In Resolution No. 10717 dated Aug. 18, the Commission on Elections (Comelec) tightened the rules for those seeking a seat in the House of Representatives through the party-list system, saying that “nominees should not include any candidate for any elective office or a person who lost his bid for an elective office in the May 13, 2019, national and local elections.”
In addition, a candidate can be nominated by only one party-list group, it said.
During the filing of certificates of candidacy from Oct. 1 to 8, each party-list group may nominate at least five people to become its representatives should it get the required number of votes in the elections.
But the Comelec warned that after the submission of the list, changes in the names or in the order of nominees would no longer be allowed except in cases of death, incapacitation, or a valid withdrawal and submission of nominees to be filed formally not later than Nov. 15.

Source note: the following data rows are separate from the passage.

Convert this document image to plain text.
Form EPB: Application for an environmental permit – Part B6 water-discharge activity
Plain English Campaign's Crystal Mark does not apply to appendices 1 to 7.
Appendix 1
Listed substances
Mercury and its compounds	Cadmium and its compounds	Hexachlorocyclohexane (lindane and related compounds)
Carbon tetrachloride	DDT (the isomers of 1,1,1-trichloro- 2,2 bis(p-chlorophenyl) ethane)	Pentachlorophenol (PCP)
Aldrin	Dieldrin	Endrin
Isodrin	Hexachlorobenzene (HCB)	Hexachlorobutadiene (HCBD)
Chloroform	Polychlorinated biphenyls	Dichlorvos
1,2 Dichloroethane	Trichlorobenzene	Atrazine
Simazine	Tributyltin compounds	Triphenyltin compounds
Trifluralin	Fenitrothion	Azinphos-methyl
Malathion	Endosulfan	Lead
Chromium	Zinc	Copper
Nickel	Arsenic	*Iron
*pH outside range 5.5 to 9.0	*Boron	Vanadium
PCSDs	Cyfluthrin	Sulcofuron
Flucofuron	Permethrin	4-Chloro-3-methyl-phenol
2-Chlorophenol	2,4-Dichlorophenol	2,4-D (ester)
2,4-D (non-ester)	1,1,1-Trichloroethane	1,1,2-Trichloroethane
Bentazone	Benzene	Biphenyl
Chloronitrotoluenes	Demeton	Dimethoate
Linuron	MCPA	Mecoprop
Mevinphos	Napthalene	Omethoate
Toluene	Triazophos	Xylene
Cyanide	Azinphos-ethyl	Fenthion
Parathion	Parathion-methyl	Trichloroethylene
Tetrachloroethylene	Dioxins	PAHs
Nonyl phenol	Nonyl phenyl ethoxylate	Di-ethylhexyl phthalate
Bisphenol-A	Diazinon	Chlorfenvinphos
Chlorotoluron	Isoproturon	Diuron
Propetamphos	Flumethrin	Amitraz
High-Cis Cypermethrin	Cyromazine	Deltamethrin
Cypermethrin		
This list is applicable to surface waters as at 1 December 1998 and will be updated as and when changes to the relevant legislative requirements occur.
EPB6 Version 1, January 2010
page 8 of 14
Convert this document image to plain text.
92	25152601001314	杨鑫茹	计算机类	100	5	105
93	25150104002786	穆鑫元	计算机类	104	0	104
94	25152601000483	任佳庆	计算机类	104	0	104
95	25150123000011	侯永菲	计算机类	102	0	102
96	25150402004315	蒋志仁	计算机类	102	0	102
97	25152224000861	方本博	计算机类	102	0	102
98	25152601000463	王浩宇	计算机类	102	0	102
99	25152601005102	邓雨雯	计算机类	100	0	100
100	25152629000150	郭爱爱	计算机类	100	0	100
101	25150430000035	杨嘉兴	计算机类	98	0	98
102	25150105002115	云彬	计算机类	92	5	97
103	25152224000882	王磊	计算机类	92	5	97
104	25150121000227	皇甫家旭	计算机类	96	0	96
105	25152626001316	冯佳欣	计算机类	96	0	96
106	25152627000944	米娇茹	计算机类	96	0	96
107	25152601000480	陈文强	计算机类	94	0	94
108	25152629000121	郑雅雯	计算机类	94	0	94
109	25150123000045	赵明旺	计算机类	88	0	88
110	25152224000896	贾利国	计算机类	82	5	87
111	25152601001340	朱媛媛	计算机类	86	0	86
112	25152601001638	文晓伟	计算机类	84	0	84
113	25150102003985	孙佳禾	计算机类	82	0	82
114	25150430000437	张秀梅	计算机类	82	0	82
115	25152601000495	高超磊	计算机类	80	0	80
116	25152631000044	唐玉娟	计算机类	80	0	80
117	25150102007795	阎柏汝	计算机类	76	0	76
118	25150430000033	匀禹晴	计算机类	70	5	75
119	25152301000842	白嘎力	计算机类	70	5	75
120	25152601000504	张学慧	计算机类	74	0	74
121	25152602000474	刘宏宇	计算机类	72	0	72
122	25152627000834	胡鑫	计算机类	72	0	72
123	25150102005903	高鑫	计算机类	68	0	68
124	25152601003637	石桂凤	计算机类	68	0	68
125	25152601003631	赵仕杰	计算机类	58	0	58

Those who withdraw their acceptance shall no longer be eligible for renomination by the same party-list group or even a different one.
The Comelec also ruled that the names of all substitute nominees should be officially submitted and should not exceed the number of original nominees.
Substitutions due to the death or incapacity of the nominees shall be allowed only up to midday of election day, it added.
Earlier this year, the poll body required party-list groups to publish their complete list of nominees in two national newspapers within five days from their filing of the list of substitute nominees.
“No substitution shall be valid without compliance with the requirements on publication and submission of proof,” it warned.
In the 2019 elections, the Comelec was hounded by the Duterte Youth party-list controversy. After disqualifying its first nominee, former National Youth Commission chair Ronald Cardema, for being overaged, the poll body allowed his name to be withdrawn in favor of his wife, Ducielle Marie Suarez Cardema, despite questions about the party-list group’s compliance with publication requirements.
Among the prominent politicians who were nominated and elected as party-list representatives in 2019 after losing in previous polls were Michael Defensor, who ran for Quezon City mayor in 2010; Lito Atienza, who sought reelection as Manila mayor in 2010; and Christian evangelist Eddie Villanueva, who ran in 2004 and 2010 for president.